Here is a list to help you improve your secrets hygiene:

  • Ensure no secrets in code*

  • Ensure all secrets are scoped to just a minimum set of permissions required (aka least privilege)

    • For example, do not use keys will full privileges, if all you need is a read-only key

  • Use a separate secret for each service. This reduces the impact in the event a key is compromised or needs to be deleted/rotated.

    • For example, use if you have multiple applications using an SMS service, create a key for each application

  • If you must have shared secrets (it’s inevitable sometimes), use a shared vault in a good password manager that has audit logging capabilities, and limit to a min number of people (2-4), including one manager. 

* Immediately rotate this secret if found

Check Your Code

There are a plethora of ways to review and test your code for vulnerabilities out there, however if you’re just starting out, let’s keep it simple for now.

Checking your code for vulnerabilities during the coding process will “shift-left” your security, improve awareness of security with your engineering team, and save you time in the long run.

In this case, we’ll start off with Static Application Security Testing (SAST). This method reviews your code for vulnerabilities and depending on how it’s configured, will limit vulnerabilities from hitting your codebase. OWASP has a list of OSS tools to choose from.

Other forms of code checking include Software composition analysis (SCA), which is an automated process that identifies the open source software in a codebase, and Dynamic Application Security Testing (DAST).

Protect Special Branches Of Code

If you have particular branches of your code that is responsible for authorization or authentication that should rarely be changed, then add special protections to prevent alteration. In Github, this can be done with a CODEOWNERS file.

Secure Coding Training

It might seem pretty basic, but educating developers on proper security is almost always needed. Writing secure code is not something often taught in depth, if at all, in schools and bootcamps. People want to do the right thing, but if they don’t know how to, then can you blame them?

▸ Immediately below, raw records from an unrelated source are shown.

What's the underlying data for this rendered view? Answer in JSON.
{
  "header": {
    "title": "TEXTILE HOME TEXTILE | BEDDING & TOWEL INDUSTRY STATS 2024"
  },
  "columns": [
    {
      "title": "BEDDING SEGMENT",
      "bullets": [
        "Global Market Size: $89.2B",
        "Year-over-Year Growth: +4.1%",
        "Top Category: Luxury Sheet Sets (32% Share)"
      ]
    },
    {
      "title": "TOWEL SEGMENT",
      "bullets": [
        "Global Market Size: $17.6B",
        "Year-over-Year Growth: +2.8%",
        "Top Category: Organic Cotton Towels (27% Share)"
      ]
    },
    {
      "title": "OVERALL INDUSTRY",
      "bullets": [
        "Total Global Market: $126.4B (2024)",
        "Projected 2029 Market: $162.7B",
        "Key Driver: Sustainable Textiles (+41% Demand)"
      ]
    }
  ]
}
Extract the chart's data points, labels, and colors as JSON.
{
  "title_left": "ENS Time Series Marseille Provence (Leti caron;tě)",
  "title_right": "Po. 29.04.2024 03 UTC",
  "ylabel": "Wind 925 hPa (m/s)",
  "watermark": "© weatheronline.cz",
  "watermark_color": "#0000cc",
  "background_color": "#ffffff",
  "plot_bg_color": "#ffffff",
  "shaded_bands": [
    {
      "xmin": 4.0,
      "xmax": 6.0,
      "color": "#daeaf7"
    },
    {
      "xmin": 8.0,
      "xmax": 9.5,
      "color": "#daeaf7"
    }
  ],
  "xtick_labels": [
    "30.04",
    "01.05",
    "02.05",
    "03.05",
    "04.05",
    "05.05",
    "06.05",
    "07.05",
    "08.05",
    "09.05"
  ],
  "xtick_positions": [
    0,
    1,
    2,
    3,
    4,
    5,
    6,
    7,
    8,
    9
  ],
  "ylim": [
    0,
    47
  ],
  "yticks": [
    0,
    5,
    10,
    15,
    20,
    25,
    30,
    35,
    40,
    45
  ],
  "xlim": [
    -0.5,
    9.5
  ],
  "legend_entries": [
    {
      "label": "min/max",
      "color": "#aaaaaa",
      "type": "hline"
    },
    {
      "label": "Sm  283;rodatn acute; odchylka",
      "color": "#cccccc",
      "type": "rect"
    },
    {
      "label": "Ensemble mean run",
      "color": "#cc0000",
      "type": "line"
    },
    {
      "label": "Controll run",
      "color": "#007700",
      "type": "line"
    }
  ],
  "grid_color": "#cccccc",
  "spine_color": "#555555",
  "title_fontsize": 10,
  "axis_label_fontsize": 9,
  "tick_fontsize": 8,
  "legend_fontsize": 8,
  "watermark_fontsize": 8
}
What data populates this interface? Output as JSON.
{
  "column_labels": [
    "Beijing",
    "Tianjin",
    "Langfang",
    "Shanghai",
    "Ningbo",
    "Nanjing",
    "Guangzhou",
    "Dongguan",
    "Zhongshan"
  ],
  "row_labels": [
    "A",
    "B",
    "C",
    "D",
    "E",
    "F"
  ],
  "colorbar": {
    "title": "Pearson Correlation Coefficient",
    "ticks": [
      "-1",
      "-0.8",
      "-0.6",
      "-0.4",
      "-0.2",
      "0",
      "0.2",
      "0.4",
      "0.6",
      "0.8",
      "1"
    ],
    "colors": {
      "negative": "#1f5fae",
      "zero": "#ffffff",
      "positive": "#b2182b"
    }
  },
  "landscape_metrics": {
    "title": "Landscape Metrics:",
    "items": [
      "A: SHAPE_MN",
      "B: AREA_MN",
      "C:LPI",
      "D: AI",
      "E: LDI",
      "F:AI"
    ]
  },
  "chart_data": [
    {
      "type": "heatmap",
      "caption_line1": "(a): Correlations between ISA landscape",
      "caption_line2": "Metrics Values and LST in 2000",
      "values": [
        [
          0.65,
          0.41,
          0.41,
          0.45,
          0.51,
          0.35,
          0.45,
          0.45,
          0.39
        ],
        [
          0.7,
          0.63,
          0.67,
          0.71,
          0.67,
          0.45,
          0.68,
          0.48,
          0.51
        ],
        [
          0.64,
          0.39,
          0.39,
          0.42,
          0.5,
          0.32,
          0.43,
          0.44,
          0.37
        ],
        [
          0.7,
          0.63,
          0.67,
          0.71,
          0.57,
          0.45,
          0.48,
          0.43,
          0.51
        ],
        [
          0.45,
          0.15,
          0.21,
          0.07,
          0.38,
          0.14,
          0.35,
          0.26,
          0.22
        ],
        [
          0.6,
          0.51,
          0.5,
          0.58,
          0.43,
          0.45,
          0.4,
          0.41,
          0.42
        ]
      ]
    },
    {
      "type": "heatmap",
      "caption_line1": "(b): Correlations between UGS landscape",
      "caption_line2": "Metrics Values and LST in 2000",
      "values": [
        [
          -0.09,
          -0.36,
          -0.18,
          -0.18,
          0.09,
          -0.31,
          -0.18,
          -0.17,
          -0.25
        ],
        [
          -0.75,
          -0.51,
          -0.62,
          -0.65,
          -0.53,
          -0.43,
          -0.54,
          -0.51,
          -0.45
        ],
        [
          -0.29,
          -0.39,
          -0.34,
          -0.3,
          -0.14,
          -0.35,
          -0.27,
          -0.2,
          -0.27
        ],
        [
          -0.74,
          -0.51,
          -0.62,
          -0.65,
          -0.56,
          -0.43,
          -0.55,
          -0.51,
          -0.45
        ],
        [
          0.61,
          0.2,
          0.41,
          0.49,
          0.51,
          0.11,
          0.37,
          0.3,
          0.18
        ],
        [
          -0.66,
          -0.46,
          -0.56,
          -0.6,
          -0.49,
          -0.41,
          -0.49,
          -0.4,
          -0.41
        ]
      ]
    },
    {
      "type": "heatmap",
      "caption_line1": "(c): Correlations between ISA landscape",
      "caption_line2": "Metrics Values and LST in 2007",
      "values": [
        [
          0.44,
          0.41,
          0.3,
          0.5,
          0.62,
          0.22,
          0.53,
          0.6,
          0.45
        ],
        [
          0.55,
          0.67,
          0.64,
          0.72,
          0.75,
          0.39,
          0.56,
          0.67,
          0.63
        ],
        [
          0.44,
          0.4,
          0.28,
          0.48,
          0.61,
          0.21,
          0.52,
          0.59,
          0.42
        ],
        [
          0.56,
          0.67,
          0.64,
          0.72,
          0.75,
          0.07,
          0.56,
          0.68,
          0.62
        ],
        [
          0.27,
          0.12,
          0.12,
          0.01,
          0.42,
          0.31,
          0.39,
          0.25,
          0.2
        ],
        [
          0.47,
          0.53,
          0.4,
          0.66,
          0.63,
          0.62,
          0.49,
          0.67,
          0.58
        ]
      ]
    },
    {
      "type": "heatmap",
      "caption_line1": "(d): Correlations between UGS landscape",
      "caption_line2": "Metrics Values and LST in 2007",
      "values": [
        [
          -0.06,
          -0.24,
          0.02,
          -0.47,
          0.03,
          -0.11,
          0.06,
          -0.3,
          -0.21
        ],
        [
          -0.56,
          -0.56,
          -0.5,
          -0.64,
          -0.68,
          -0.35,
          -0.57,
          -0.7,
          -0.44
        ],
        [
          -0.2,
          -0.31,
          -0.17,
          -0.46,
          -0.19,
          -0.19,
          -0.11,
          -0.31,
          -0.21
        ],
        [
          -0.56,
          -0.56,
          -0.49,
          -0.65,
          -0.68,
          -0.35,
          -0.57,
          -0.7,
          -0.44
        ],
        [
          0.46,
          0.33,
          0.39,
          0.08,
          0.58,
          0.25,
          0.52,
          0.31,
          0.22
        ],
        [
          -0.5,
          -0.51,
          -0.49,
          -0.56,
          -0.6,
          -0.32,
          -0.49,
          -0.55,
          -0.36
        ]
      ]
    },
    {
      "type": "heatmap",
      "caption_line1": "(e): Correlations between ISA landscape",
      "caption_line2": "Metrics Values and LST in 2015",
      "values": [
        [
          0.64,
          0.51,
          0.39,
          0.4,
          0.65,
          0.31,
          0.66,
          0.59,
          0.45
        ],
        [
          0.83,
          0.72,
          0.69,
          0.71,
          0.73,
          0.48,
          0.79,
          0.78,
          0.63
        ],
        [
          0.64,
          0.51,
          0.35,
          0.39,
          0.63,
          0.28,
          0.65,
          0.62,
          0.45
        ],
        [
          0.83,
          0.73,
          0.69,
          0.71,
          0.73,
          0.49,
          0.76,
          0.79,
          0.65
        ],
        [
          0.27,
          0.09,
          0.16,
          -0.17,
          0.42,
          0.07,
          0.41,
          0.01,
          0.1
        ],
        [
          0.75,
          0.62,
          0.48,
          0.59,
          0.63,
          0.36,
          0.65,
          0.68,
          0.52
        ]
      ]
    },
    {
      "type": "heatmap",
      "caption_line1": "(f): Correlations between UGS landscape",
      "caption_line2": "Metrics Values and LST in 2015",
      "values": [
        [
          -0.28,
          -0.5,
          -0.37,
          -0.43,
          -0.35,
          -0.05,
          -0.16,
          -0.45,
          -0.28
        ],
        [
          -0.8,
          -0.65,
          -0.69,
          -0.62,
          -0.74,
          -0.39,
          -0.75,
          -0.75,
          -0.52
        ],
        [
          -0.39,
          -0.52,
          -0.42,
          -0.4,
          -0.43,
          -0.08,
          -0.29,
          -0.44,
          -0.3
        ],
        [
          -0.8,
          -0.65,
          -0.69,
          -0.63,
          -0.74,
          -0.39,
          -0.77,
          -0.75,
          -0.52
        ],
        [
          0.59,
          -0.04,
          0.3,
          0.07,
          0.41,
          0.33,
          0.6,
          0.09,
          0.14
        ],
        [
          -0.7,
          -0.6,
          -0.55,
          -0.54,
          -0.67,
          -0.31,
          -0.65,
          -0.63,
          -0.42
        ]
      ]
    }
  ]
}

There are a number of ways to train engineers aside from security training videos. These include:

  • Hackathons & CTFs

  • Starting a bug bounty program

  • Lunch and Learns

  • Book / Study Club

Leverage Automation

Once you have some tools and processes in place, leverage automation to make your life easier. Have code checks run automatically on push, or even better, have them as pre-commit hooks for your devs. I’m not going to sugar coat it, it take some work and lots of tuning, but the rewards will pay off in the end.